Entrar aqui como diretor artístico já é toda uma outra história. Estou nessa fase de me apaixonar por estes corredores. Cada vez mais confiante, mais confortável, neste espaço, naquilo que é necessário fazer. O teatro não é só o edifício, estou muito consciente desse facto. O edifício é muito importante mas a missão pública não se resume de todo a este edifício. Aliás, em 2023 vamos estar fora, portanto torna-se ainda mais importante pensar na missão do Teatro Nacional como uma missão mais nacional, que não é só de Lisboa - nunca foi mas nesse ano vai ser ainda mais óbvio. É todo um processo de habituação, de conhecer as pessoas, de conhecer os projetos, os dossiers, é uma estrutura muito complexa, muito pesada - no seu simbolismo mas também na quantidade de projetos que por aqui passam e que são necessários. Foram cinco meses de grande aprendizagem. Havia muita informação que eu não tinha.
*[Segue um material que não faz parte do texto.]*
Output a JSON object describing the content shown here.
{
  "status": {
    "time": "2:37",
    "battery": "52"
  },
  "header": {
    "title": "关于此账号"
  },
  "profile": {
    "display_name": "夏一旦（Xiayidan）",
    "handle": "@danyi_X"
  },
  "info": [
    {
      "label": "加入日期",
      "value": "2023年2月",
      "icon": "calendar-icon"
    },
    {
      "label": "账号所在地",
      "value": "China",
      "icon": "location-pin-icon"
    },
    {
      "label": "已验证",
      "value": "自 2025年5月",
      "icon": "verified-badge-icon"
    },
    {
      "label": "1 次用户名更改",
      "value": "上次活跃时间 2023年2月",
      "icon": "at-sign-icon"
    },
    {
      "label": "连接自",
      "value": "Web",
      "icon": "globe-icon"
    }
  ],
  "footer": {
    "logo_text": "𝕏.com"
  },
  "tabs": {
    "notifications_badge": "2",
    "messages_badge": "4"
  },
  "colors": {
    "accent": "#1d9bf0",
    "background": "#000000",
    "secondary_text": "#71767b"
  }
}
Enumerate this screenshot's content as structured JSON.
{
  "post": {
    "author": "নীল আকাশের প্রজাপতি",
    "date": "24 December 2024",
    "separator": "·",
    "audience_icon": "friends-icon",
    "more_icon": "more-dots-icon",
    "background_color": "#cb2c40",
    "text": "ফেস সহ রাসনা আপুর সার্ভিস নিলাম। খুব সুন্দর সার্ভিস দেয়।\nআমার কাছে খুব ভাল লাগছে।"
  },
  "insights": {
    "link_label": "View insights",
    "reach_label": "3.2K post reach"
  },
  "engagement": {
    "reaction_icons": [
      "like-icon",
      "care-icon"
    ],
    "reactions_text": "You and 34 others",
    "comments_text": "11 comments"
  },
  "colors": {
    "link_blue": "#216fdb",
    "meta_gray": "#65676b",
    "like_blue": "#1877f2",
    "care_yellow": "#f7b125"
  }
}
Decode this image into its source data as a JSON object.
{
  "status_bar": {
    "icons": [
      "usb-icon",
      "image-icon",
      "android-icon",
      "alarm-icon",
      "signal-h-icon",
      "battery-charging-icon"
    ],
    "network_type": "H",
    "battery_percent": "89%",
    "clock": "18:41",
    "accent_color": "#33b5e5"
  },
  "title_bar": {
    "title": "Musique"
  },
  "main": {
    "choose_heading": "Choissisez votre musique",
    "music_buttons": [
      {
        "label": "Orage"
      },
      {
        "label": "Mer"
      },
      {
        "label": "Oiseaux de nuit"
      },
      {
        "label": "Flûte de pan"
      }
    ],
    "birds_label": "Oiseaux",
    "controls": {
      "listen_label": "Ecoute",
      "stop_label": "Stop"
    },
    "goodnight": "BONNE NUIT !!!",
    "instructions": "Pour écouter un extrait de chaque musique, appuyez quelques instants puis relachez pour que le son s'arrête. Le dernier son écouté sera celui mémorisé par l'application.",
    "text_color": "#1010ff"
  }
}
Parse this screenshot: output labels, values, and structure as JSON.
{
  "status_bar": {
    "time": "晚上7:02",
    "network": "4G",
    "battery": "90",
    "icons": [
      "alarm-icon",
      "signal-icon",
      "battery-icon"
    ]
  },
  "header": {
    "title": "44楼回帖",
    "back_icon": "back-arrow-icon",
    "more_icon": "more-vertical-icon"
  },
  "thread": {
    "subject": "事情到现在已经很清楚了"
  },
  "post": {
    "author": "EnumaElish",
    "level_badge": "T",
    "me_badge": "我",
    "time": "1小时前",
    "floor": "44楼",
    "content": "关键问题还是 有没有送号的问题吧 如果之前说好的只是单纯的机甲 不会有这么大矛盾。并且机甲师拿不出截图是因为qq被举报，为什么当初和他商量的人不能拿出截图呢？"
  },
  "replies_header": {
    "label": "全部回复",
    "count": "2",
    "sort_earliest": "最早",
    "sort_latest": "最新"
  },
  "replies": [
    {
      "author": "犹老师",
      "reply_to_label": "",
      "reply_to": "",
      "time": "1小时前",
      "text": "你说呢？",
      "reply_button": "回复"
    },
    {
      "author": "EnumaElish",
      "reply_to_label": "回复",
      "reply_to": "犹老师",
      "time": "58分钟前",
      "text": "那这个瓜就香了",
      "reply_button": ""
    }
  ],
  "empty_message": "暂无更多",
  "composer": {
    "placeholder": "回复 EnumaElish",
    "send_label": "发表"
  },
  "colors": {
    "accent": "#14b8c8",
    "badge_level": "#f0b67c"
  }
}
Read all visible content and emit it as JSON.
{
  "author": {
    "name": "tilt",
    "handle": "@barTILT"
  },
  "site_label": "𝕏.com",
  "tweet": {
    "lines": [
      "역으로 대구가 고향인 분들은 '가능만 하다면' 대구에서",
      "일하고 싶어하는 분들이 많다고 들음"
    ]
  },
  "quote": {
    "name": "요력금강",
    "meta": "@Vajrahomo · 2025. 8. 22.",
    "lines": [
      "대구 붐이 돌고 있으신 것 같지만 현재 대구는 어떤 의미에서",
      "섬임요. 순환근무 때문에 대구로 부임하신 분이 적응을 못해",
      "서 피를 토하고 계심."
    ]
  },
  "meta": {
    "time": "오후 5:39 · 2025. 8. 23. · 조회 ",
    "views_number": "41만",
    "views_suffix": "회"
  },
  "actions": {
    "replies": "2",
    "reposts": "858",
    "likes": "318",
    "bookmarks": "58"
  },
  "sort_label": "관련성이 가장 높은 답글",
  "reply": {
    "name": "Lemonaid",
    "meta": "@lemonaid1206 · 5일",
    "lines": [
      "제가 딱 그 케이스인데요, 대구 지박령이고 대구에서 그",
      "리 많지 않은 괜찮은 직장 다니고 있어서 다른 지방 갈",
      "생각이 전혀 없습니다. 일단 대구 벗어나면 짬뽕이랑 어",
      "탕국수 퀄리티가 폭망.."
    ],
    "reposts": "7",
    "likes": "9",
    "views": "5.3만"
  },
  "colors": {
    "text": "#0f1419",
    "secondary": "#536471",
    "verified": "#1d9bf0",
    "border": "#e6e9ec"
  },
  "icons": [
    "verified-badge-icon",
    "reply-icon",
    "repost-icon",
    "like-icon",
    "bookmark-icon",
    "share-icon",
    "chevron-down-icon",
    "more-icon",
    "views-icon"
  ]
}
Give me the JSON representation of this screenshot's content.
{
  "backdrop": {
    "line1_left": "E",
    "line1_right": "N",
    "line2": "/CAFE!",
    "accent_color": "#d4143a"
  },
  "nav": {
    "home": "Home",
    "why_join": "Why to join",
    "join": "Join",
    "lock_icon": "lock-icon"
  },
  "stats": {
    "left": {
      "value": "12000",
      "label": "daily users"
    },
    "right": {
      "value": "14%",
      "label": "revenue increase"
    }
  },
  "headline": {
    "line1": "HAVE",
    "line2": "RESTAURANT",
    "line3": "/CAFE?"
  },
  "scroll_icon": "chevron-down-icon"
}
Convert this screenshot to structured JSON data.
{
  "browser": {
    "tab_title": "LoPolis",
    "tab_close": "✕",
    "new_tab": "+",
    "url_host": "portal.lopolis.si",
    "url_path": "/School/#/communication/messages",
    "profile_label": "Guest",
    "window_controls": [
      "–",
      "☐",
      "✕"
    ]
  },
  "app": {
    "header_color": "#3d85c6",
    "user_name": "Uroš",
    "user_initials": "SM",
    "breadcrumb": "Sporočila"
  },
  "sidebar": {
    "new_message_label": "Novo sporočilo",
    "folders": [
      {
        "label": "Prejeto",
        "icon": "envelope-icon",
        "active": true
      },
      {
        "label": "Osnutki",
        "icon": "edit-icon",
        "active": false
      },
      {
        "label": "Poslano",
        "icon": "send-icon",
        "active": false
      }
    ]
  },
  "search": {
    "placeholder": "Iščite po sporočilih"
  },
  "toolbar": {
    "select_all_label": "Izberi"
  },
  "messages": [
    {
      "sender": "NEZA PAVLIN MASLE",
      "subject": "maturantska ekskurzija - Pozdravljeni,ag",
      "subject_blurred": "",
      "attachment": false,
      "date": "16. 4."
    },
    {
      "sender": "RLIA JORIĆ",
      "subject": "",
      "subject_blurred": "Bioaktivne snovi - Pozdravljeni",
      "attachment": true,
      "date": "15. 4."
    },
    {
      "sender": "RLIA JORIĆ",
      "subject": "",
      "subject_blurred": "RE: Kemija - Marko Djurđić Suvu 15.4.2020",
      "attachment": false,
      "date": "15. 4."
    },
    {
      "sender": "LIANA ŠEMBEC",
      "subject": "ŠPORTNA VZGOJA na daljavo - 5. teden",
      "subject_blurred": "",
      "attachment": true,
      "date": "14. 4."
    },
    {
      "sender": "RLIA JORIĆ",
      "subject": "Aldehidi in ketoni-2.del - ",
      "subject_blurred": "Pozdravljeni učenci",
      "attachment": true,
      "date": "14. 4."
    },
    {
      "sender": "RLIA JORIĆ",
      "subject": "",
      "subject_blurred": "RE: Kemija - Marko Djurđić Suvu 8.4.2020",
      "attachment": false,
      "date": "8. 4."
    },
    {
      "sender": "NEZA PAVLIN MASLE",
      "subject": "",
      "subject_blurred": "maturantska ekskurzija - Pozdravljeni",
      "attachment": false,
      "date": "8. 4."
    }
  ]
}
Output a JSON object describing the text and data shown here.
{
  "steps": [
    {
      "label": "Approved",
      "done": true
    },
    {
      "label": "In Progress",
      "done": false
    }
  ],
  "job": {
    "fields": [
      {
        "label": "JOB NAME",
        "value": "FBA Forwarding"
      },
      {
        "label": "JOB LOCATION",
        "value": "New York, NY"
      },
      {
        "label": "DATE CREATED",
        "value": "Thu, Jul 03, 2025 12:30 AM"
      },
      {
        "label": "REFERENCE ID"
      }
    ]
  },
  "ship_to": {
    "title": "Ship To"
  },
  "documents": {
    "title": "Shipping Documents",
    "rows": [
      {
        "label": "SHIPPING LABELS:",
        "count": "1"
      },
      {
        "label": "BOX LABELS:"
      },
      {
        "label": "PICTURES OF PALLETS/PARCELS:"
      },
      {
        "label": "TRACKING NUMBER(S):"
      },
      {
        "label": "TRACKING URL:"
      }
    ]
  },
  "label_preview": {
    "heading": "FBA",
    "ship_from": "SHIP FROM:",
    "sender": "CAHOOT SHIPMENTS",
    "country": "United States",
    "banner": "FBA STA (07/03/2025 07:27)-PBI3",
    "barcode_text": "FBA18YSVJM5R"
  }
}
Ainda se perde nos corredores?
Menos, mas de vez em quando ainda encontro uma porta fechada e penso onde irá dar. É um edifício bastante labiríntico e encontrar-me ainda demora o seu tempo.
Quando aceitou ser diretor artístico impôs-se um objetivo? Tem uma visão para este teatro?
Eu gostava que o Teatro Nacional pudesse ser ainda mais plural, mais aberto e mais justo na forma como funciona, como as escolhas são feitas, que espetáculos são apresentados, da representatividade de quem aqui está. Não é um trabalho que comece comigo nem que começa agora, começou muito antes. Acho que há ainda muitas portas por abrir, muita coisa por fazer também do ponto de vista da estrutura, que é sempre mais complexa, porque se trata de um organismo do Estado, e por isso tem toda uma complexidade na forma como funciona.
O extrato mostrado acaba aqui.